Wald and Underwood could barely hold back snickers of anticipated humor as executive producer and psychology and criminal justice junior Serena Johnson began explaining her radio theater show, “On the Quad.”

Set around the lives of a group of freshmen, “On the Quad” is a comedy about “freshmen who have no idea what they’re doing,” Johnson said.

“Definitely when I was a freshman I had no idea how to be an adult,” she said. “There were a lot things that happened that were ridiculous or I couldn’t believe that I had survived my freshman year. With ‘On the Quad’ I was hoping to appeal to all the freshmen who didn’t know exactly what they were doing in life to let them know it’s okay and things are funny and you can laugh at yourself.”

The third show, “Secrets of the Revolution,” took shape while Underwood was in high school through short stories. It takes place during the American Revolution, with bits of history mixed with fictional plot lines.

“It’s like if James Bond was in 1775,” Underwood said. “It’s all about espionage and spying and blowing shit up.”

The radio theater will also air “The Adventures of Superman,” though the episodes will not be altered in any way.

Each of the shows consist of 10 episodes per semester, with each semester making up one season.

The trio will work in conjunction with their writers, directors, voice actors and audio editors to produce the shows beginning mid-October.

Eventually, Underwood said he could see the number of shows, but for now the team is focusing on recruiting the staff they’ll need to make the shows work, with voice actor auditions Friday at 6 p.m. in TSC 323.

“When it comes down to it, the more student man power we have, the more shows we can produce, the higher quality they will be and the more entertaining they will be,” Underwood said.

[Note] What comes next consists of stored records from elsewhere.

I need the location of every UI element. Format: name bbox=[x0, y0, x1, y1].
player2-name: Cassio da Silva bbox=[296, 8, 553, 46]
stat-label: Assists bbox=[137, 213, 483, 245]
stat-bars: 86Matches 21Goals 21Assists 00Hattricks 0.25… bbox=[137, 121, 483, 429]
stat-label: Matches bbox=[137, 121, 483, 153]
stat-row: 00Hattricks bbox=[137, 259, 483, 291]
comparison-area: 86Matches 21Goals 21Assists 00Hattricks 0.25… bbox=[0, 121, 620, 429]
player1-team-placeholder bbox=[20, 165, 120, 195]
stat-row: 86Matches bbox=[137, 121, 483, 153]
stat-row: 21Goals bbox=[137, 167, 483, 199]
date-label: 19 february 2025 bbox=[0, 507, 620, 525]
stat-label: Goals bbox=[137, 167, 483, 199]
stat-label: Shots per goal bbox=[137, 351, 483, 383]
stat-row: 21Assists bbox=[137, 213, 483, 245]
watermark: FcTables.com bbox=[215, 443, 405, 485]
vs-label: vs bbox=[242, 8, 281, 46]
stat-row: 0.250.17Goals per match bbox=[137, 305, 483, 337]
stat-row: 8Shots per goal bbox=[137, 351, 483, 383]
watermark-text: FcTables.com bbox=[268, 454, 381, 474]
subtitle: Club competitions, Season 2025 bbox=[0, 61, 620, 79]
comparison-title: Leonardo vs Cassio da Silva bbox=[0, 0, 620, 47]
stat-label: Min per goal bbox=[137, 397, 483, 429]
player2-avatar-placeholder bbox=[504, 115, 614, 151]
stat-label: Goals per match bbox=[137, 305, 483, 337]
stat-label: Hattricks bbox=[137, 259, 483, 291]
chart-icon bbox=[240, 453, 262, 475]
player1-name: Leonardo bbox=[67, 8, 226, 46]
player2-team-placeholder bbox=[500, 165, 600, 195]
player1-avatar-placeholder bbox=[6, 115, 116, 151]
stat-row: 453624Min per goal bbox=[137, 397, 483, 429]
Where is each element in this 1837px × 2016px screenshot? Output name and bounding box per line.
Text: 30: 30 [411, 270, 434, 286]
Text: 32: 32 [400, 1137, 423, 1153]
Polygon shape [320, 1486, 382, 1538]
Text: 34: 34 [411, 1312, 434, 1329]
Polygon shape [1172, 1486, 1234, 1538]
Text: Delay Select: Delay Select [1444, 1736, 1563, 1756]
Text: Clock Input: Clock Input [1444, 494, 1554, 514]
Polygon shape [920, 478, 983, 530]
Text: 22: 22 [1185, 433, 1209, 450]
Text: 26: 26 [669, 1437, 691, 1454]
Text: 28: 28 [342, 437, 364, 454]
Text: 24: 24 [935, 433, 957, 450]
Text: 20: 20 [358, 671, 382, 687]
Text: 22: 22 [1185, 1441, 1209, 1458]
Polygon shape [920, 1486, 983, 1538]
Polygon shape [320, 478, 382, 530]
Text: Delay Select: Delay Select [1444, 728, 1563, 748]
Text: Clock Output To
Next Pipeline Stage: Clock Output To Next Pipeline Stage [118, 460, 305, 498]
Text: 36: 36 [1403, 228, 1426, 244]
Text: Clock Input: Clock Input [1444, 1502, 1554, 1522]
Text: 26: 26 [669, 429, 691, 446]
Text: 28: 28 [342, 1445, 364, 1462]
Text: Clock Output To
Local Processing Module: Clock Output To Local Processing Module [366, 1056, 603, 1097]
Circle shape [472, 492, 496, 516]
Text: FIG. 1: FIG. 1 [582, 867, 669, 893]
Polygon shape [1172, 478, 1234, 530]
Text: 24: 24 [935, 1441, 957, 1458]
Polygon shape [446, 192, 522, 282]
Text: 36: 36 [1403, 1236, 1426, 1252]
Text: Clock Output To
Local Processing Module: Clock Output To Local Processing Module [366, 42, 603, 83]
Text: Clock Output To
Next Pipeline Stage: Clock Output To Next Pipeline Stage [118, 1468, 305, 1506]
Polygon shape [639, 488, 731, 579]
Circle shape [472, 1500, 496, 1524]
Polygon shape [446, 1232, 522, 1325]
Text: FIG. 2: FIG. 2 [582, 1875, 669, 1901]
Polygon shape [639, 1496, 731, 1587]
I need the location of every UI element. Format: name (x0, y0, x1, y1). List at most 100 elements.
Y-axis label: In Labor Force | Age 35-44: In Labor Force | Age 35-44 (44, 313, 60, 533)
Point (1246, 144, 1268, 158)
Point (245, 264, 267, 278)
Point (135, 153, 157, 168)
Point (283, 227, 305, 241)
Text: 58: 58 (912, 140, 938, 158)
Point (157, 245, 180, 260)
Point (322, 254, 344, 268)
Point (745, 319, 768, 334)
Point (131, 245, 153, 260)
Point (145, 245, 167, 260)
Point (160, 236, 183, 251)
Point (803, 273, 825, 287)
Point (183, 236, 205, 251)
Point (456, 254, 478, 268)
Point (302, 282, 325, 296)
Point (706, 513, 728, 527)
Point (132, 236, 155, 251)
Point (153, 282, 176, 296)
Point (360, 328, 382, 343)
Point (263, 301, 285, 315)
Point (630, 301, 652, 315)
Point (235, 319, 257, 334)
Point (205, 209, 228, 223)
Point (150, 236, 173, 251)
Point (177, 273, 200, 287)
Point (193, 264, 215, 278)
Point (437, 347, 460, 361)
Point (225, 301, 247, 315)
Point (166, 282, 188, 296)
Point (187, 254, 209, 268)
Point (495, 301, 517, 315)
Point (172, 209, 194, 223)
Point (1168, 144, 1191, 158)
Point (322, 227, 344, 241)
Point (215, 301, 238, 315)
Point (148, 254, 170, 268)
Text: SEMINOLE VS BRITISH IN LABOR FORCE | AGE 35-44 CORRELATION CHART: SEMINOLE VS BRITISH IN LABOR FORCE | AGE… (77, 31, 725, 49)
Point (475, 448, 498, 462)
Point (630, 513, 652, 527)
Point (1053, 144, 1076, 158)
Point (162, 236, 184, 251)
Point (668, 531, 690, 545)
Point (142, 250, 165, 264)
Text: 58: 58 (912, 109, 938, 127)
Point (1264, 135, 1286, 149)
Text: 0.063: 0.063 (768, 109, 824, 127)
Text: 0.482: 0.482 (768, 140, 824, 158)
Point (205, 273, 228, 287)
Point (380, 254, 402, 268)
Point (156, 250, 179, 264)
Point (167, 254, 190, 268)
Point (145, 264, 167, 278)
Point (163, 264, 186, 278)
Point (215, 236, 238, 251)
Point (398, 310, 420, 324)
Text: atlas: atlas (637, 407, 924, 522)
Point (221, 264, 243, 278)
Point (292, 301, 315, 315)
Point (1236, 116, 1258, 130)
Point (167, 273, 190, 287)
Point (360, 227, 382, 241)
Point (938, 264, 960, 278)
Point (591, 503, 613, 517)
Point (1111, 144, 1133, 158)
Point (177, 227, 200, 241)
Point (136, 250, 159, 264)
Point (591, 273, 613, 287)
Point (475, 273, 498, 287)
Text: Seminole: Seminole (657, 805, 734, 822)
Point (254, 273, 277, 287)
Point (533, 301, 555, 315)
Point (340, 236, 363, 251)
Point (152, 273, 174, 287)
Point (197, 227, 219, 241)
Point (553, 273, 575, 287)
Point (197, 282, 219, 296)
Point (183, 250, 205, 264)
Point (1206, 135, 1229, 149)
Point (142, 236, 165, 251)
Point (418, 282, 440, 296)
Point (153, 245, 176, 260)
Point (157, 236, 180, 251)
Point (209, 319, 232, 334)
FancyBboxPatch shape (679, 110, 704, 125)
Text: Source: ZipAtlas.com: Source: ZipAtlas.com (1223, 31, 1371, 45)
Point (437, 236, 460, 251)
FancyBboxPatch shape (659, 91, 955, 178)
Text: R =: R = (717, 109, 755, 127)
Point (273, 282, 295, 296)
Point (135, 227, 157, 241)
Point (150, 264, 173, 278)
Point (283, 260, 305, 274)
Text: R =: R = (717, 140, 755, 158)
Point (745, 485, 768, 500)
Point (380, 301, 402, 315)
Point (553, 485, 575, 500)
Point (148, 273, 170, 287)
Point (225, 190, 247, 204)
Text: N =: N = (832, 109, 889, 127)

It took most of the summer, but English creative writing senior Jace Smellie said he feels comfortable working with three other writers for “On the Quad.”

“I think all of us are pretty good at accepting criticism or feedback from writers,” he said. “It’s just about ‘This doesn’t seem to fit the character,’ or ‘This isn’t good for this person.’ It’s a challenge but I think we’ve gotten pretty good about it.”

But to Underwood, the theater radio is all about restoring what the advent of television took out — imagination.

“It’s theater of the mind,” Underwood said. “With audio entertainment, it leaves it to the listener’s imagination to fill in exactly what these people look like, exactly what the scene is.”